5682. — À M.  LE MARQUIS ALBERGATI CAPACELLI.
Aux Délices, 20 juin.

Par ma foi, monsieur, je crois que j’irai bientôt retrouver Francesco Algarotti[1]. Sa conversation était fort agréable : je m’entretiendrai de vous avec lui ; ce sera ma consolation ; mais je ne me ferai point dresser de monument de marbre, quoiqu’il y ait en Suisse d’assez beau marbre et un assez bon sculpteur. Je trouve que les mausolées ne doivent être érigés que par les héritiers. Je suis affligé de sa perte ; il avait du mérite, et c’était un des meilleurs infarinati que nous eussions, Notre Goldoni ne passera pas sitôt par notre petit ermitage ; il me paraît qu’il restera longtemps à Paris.

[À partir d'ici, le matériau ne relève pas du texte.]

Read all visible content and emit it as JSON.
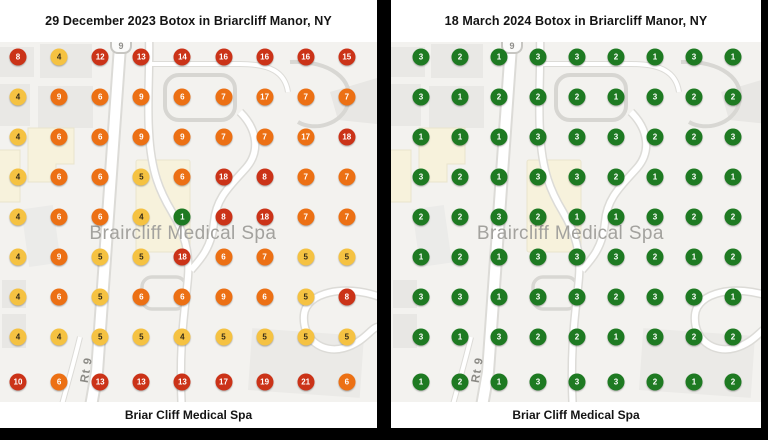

Je vois, monsieur, par votre lettre, que vous donnez les plus belles fêtes d’Italie. On peut faire ailleurs des courses de chevaux ; mais vous courez sur le cheval Pégase ; vous donnez des plaisirs à l’esprit, tandis que d’autres en donnent aux yeux. Mes yeux ne sont plus guère capables d’avoir du plaisir : mon âme a un plaisir bien sensible à être aimée de la vôtre. Agréez, monsieur, les assurances de mon respectueux attachement.

  1. Mort le 3 mars 1764.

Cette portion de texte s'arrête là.